Yo soy un apoyo para las supervivientes, acabando con la violencia.

Ada Gomero, Prácticas Profesionales en Indicadores de Datos a Nivel Global

A través de mi trabajo con sobrevivientes de violencia basada en género (VBG), he conocido a muchas mujeres de fortaleza increíble. Mis clientes, predominantemente mujeres latinas y caribeñas, vienen con un rango de experiencias, incluyendo violencia doméstica, violaciones sexuales, y tráfico de personas.
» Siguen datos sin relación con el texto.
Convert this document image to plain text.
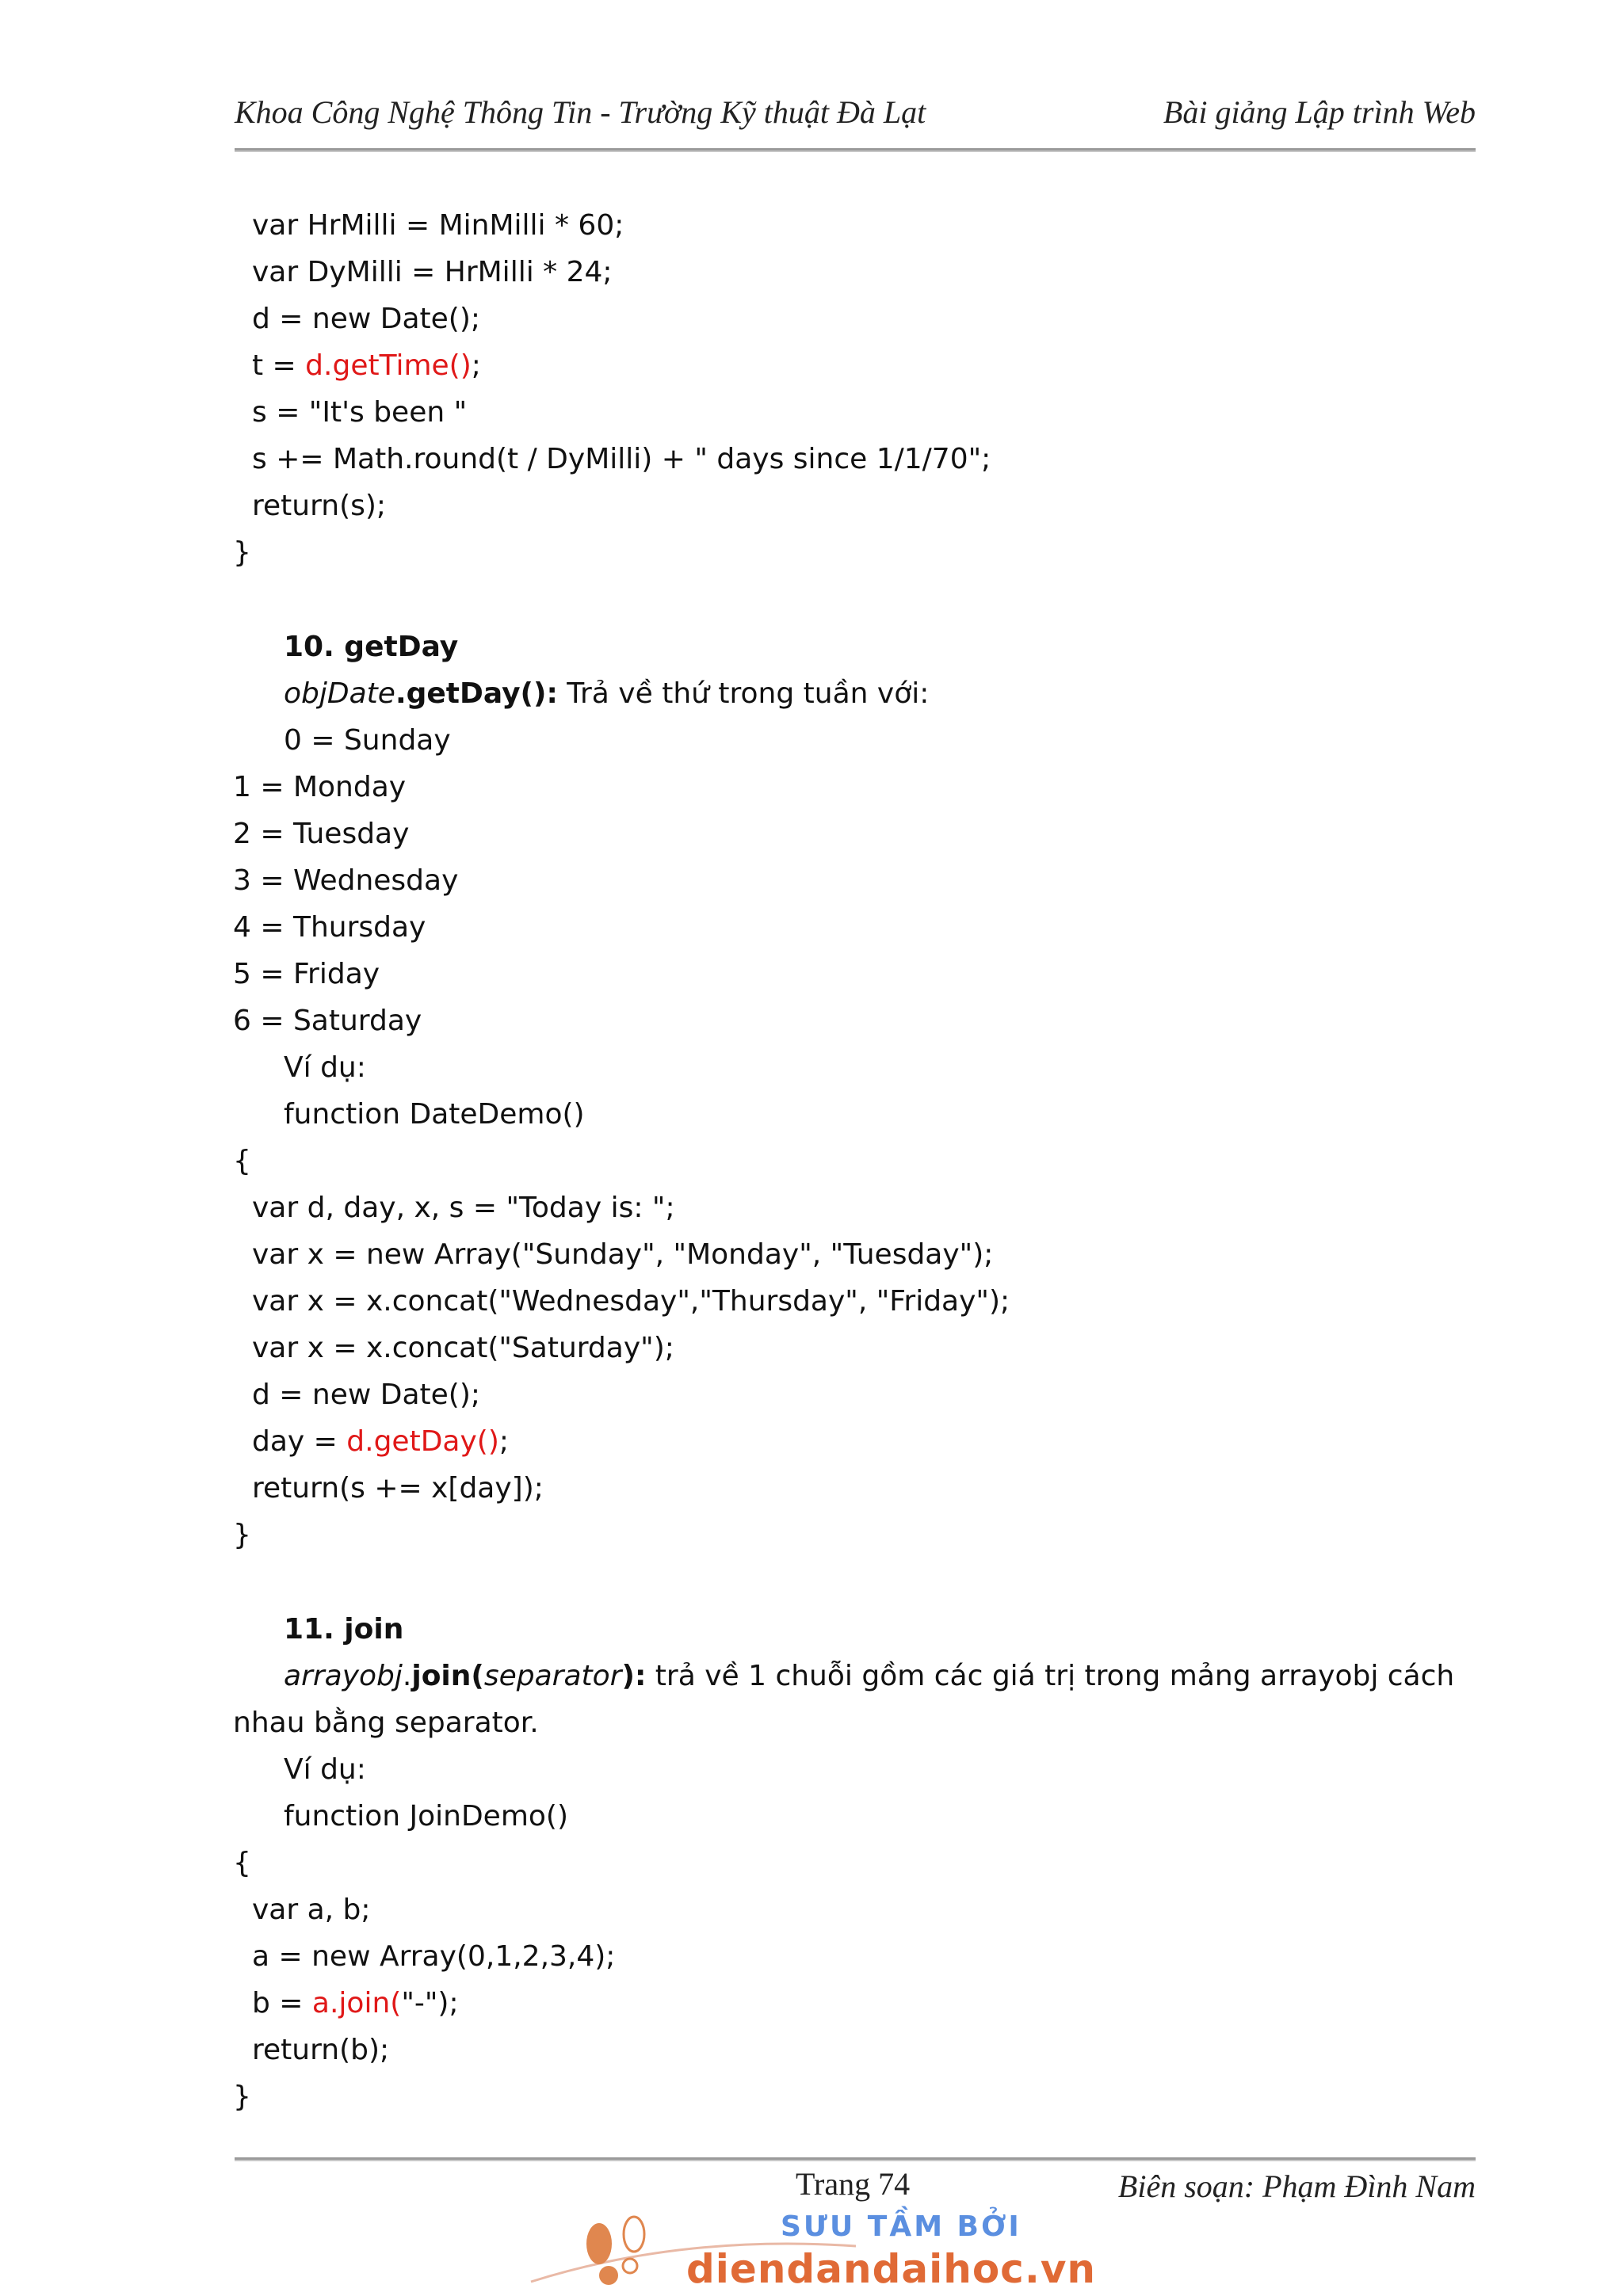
Khoa Công Nghệ Thông Tin - Trường Kỹ thuật Đà Lạt	Bài giảng Lập trình Web
var HrMilli = MinMilli * 60;
var DyMilli = HrMilli * 24;
d = new Date();
t = d.getTime();
s = "It's been "
s += Math.round(t / DyMilli) + " days since 1/1/70";
return(s);
}
10. getDay
objDate.getDay(): Trả về thứ trong tuần với:
0 = Sunday
1 = Monday
2 = Tuesday
3 = Wednesday
4 = Thursday
5 = Friday
6 = Saturday
Ví dụ:
function DateDemo()
{
var d, day, x, s = "Today is: ";
var x = new Array("Sunday", "Monday", "Tuesday");
var x = x.concat("Wednesday","Thursday", "Friday");
var x = x.concat("Saturday");
d = new Date();
day = d.getDay();
return(s += x[day]);
}
11. join
arrayobj.join(separator): trả về 1 chuỗi gồm các giá trị trong mảng arrayobj cách
nhau bằng separator.
Ví dụ:
function JoinDemo()
{
var a, b;
a = new Array(0,1,2,3,4);
b = a.join("-");
return(b);
}
Trang 74	Biên soạn: Phạm Đình Nam
SƯU TẦM BỞI
diendandaihoc.vn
Los derechos de salud sexuales y reproductivos de estas mujeres fueron vulnerados como parte de las acciones perpetradas en su contra. Como defensores y proveedores de servicios de salud que trabaja con esta población, debemos ser conscientes y mantener la sensibilidad para hacer frente a las necesidades sexuales y reproductivas particulares de las sobrevivientes. Debemos también tener en cuenta la fortaleza que se requiere al soportar el abuso y buscar una salida.

Muchas mujeres extranjeras que experimentan violencia y entran a los Estados Unidos, lo hacen amenazadas o coaccionadas. Algunas de las mujeres que conocí han estado legalmente casadas con sus abusadores desde la más temprana edad, los doce años. Otras me han contado que si ellas no entraban al país, sus padres, hermanos/as, hijos/as serían lastimados o asesinados. La posibilidad de confianza de parte de una mujer –aún de parte de un individuo bien intencionado u organización- ya se ha visto socavada desde el momento que ella llega, y es nuestra responsabilidad el entender lo profundo de su lucha y lo que podemos hacer para disminuir el nivel de dificultad al que se enfrenta.

En sus países de origen, donde los servicios médicos son tan caros que las mujeres solo reciben atención de salud limitada, muchos sobrevivientes no tienen ningún –o poco- acceso a información o servicios de salud sexual y reproductiva. Estas mujeres muy a menudo solo acuden a centros de salud cuando están en trabajo de parto o a para parir, y este puede ser un momento crucial para la intervención del proveedor de salud. Muchas de las mujeres con las cuales trabajé, han tenido hijos con sus abusadores; algunas han tenido varios hijos muy jóvenes. Cuando solicitaron a sus médicos que se les ligasen las trompas luego del parto, les dijeron que eran muy jóvenes para ese procedimiento sin poder discutirlo en absoluto. El movimiento emergente que apoya a métodos de anticoncepción duraderos y reversibles es un enfoque esperanzador para poder llenar las necesidades de las mujeres violentadas y ofrecerles la oportunidad de controlar su propia fertilidad.

Los proveedores de salud y defensores requieren entrenamiento en temas de VBG para incrementar su entendimiento sobre las mejores maneras de trabajar con sobrevivientes. Debemos esforzarnos por crear una variedad de soluciones para reducir las necesidades no satisfechas de planificación familiar para esta población. Debemos apoyar los derechos sexuales de las sobrevivientes y empoderarlas para que tomen control sobre su futuro reproductivo. Pero por sobre todas las cosas, debemos esforzarnos por ganar su confianza, respetando, protegiendo y cumpliendo con sus derechos sexuales y reproductivos. La VBG es un tema de salud sexual y reproductiva; y el derecho de ser protegido y de saber cómo ampararse de cualquier forma de violencia, es un derecho humano.